Summary

  • Parallelism implies concurrency, but not the other way.
  • When parallelising, consider interference, side-effects, and associativity.
  • The performance of the parallel stream is not inherently better than a sequential one.

With the availability of multi-core processors, we are now able to execute more than one instruction at one time.

By dividing computation into subtasks such as threads,

  • the programmers can separate unrelated tasks into threads
    • write each thread separately
  • improves processor utilisation

I/O and UI rendering are not necessary related tasks, and by splitting them into different threads, slow I/O will not affect UI responsiveness.

Parallelism

Parallel computing refers to the scenario where multiple subtasks are running at the same time.

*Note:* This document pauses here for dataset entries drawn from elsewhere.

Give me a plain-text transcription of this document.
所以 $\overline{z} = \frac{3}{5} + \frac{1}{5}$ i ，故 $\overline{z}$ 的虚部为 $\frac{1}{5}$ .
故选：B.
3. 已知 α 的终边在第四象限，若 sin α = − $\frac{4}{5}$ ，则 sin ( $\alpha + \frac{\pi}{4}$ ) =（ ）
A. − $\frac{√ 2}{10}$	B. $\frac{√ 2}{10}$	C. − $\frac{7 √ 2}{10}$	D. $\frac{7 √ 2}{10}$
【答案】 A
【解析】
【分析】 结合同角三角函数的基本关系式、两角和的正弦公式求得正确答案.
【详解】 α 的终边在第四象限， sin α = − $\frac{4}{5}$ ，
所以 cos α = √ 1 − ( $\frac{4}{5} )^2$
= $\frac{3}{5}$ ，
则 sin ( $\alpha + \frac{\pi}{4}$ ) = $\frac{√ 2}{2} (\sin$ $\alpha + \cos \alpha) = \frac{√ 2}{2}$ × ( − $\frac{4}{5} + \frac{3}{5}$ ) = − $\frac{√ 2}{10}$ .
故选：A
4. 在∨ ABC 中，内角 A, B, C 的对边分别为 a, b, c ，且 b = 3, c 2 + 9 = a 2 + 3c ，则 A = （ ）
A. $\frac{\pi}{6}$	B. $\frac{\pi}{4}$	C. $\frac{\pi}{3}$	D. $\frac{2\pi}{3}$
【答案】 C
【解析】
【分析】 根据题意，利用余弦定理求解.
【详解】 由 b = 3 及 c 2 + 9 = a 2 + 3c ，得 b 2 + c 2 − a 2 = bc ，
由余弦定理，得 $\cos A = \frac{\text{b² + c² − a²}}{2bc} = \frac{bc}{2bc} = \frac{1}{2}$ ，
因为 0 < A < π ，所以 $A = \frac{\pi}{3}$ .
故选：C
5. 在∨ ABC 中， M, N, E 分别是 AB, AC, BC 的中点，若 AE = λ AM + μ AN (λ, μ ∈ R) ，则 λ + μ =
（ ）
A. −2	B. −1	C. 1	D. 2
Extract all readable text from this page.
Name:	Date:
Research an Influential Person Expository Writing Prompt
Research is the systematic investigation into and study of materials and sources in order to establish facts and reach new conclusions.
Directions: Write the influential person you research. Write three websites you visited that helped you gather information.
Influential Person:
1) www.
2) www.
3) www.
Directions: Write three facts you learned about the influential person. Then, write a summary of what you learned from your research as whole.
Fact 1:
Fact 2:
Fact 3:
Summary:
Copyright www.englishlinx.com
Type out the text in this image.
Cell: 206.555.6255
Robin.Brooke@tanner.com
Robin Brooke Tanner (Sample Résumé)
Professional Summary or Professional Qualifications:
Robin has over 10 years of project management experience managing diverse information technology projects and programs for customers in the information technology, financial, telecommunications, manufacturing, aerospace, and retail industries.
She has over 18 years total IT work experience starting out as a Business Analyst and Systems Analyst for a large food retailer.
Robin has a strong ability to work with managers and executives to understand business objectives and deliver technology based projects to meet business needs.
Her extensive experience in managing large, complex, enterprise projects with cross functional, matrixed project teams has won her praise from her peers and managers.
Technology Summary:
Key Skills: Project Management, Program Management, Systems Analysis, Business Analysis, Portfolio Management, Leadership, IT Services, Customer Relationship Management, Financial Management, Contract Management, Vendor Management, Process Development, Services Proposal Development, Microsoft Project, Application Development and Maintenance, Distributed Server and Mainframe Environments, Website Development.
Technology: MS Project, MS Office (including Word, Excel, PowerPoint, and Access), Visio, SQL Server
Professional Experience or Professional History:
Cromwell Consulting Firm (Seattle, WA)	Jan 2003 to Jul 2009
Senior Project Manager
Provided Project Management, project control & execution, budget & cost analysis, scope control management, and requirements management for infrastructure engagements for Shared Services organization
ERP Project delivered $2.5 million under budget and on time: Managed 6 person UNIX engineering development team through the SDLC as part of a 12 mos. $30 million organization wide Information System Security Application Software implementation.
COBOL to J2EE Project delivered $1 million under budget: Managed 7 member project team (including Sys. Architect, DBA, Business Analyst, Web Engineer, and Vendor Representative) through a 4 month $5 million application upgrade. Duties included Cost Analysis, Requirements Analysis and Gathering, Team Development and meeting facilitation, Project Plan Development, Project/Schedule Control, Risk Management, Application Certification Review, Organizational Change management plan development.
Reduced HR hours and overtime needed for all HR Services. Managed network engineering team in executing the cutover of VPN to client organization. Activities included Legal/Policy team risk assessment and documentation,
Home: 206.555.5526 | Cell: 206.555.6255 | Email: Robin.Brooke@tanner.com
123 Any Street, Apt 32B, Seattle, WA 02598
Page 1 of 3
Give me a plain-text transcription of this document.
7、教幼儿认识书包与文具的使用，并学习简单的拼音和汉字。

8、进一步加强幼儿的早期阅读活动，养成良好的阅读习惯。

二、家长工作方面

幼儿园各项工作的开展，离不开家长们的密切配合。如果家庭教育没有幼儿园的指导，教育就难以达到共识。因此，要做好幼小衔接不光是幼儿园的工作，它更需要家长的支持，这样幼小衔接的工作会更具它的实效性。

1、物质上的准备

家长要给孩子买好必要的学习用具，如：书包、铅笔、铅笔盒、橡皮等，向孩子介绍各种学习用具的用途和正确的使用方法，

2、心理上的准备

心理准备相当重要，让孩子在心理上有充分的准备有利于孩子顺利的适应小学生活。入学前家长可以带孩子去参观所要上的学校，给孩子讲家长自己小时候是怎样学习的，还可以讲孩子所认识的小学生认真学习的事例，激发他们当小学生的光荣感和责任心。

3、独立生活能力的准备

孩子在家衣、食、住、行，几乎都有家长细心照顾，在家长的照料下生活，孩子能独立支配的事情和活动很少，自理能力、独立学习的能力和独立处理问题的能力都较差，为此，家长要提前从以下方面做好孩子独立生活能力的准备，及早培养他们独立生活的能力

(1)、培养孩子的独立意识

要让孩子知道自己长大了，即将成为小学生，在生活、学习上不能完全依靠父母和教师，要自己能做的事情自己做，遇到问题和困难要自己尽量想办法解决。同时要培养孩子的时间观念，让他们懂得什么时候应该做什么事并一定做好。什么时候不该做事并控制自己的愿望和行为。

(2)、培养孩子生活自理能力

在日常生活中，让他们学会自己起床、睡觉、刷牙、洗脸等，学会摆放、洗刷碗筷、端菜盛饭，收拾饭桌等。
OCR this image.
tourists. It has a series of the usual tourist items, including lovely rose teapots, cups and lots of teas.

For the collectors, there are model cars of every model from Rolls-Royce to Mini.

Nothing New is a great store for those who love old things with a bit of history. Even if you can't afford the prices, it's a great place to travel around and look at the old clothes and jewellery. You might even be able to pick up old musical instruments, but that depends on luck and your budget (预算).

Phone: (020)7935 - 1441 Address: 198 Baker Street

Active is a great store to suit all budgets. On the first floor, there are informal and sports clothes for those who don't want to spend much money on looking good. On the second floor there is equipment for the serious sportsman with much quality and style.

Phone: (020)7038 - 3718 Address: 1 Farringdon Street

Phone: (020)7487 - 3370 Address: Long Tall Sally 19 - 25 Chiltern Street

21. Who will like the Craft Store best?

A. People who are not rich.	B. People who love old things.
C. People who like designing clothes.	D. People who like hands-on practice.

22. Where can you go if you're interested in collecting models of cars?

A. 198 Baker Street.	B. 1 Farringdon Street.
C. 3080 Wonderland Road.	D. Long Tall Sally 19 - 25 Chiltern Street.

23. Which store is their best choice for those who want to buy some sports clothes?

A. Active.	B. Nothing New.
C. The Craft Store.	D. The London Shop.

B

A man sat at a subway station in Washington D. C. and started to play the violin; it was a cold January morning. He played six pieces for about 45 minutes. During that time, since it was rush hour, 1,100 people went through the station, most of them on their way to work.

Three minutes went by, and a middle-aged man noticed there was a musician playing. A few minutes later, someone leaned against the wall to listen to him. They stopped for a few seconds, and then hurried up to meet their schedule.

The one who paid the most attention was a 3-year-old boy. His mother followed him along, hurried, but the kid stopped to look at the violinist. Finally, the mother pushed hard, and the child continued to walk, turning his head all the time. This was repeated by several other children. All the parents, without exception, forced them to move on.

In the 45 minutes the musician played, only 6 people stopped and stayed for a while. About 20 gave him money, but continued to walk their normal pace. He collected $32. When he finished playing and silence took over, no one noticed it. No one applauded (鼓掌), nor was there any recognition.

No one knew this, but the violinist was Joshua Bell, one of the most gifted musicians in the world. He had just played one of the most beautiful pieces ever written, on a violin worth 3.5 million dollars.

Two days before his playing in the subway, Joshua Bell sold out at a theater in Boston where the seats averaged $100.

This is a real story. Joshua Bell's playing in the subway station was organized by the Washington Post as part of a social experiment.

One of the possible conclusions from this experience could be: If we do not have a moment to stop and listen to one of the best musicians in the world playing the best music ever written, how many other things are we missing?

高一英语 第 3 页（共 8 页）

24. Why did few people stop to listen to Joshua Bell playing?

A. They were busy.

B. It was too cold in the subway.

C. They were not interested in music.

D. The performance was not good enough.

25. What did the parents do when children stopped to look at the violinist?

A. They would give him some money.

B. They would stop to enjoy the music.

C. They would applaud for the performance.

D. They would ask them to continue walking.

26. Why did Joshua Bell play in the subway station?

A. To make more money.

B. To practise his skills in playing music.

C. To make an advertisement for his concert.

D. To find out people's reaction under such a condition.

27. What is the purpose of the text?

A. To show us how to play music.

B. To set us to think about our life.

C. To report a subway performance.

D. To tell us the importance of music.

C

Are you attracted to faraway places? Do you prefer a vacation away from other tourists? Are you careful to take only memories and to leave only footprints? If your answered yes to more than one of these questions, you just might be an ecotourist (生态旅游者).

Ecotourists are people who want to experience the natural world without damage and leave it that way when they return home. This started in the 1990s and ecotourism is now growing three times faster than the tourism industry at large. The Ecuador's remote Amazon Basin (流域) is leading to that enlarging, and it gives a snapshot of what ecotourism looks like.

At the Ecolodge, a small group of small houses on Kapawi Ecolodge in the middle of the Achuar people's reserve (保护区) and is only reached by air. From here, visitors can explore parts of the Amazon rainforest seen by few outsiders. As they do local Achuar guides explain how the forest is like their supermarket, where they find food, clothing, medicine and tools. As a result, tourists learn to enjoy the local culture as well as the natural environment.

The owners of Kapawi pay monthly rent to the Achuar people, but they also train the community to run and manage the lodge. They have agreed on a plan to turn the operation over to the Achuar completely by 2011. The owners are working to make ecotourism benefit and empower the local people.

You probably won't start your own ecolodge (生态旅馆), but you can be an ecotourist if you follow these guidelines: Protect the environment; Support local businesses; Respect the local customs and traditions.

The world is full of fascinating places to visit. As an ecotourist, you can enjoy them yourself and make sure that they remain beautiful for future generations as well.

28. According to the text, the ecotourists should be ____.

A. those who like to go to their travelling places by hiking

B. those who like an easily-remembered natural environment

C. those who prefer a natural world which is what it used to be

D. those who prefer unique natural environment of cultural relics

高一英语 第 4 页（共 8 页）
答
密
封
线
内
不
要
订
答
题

This is when there is

  • a processor capable of running multiple instructions
  • multiple cores/processors and instructions are dispatched to execute at the same time.

All parallel programs are concurrent, but not all concurrent programs are parallel.

Performance

A parallel stream might not necessarily improve the performance. Thread creation incurs overhead, and thus, too much creation of threads might outweigh the benefits of parallelisation.

If an ordered stream does not require the original order to be kept, calling unordered() as part of the pipeline will make the parallel operations much more efficient, as the parallel operations do not need to coordinate between streams.

Parallelising a stream

The Stream class allows for parallel operations. By using the pipeline method .parallel(), a parallel version of the instance is returned.

However, to ensure correctness of parallel execution, stream operations must not interfere with the stream data, and must be stateless generally. Side-effect free programming is ideal.

Interference

This is when the stream operations modify the source of the stream.

In general, this rule applies not only for parallel streams, but also for non-parallel streams. In Java, it would throw a ConcurrentModificationException.

Stateful/Stateless Lambdas

A stateful lambda is one where the result depends on any state that might change during the execution of this stream. Parallelizing based on state can lead to incorrect output. Thus to prevent this, additional work needs to be done to ensure state updates are visible to all parallel subtasks.

Side-Effects

Side-effects (as seen in Pure Functions) can lead to incorrect results in parallel execution. Given non-thread-safe data structures, if two threads manipulate it at the same time, there can be an incorrect result.

List<Integer> list = new ArrayList<>(
    Arrays.asList(1,3,5,7,9,11,13,15,17,19));
List<Integer> result = new ArrayList<>();
list.parallelStream()
    .filter(x -> isPrime(x))
    .forEach(x -> result.add(x));

Example

ArrayList is a non-thread-safe data structure.

To prevent this,

  • the Stream::collect method can be used
  • a thread-safe data structure can be used
    • Java provides some in java.util.concurrent
  • the Stream::toList also can be used.

Associativity

The following rules are important in ensuring the correctness of the result returned by the Stream::reduce operation.

The reduce(identity, accumulator, combiner) operation in parallel attempts to:

  • reduce each substream
  • combine results of the substreams

However, to ensure correctness, there are several rules that the parameters must follow:

  • combiner.apply(identity, i) = i
  • combiner and accumulator must be associative
    • order of applying must not matter
  • combiner and accumulator must be compatible
    • combiner.apply(u, accumulator.apply(identity, t)) must equal to accumulator.apply(u, t)
Stream.of(1,2,3,4).reduce(1, (x, y) -> x * y, (x, y) -> x * y);

Example

Given the following, we see that the rules are satisfied.

  • i * 1 = 1
  • (x * y) * z = (x) * (y * z)
  • u * (1 * t) = u * t

Why is a combiner needed?

For simple examples such as adding all the elements together, or multiplying all the elements, the combiner and accumulator have the same lambda. These are reductions where the value is accumulated from type S to type S (in this case, possibly a int to int)

However, there are some reductions that convert the value from a type S to a type U. Consider the following example:

Example:

Reducing an array of int to a String (based on char values.)

Without parallelism, the accumulator can accumulate with the function (prev, curr) -> prev + (char) curr. This supports an input of String and int, and returns an output of String.

For example: [104, 101, 108, 108, 111] can be seen as "hell" + (char) 111 at its last step.

However, when parallelising, the combiner cannot use this same function, as the intermediate results it is combining combines String and String, and not String and int. Thus, the combiner needed now is instead the String::concat function.

For example: the stream may have split into two streams, and accumulated with the results "hel" and "lo". We cannot use the accumulator to combine these two results, but need to use the concatenation method String::concat.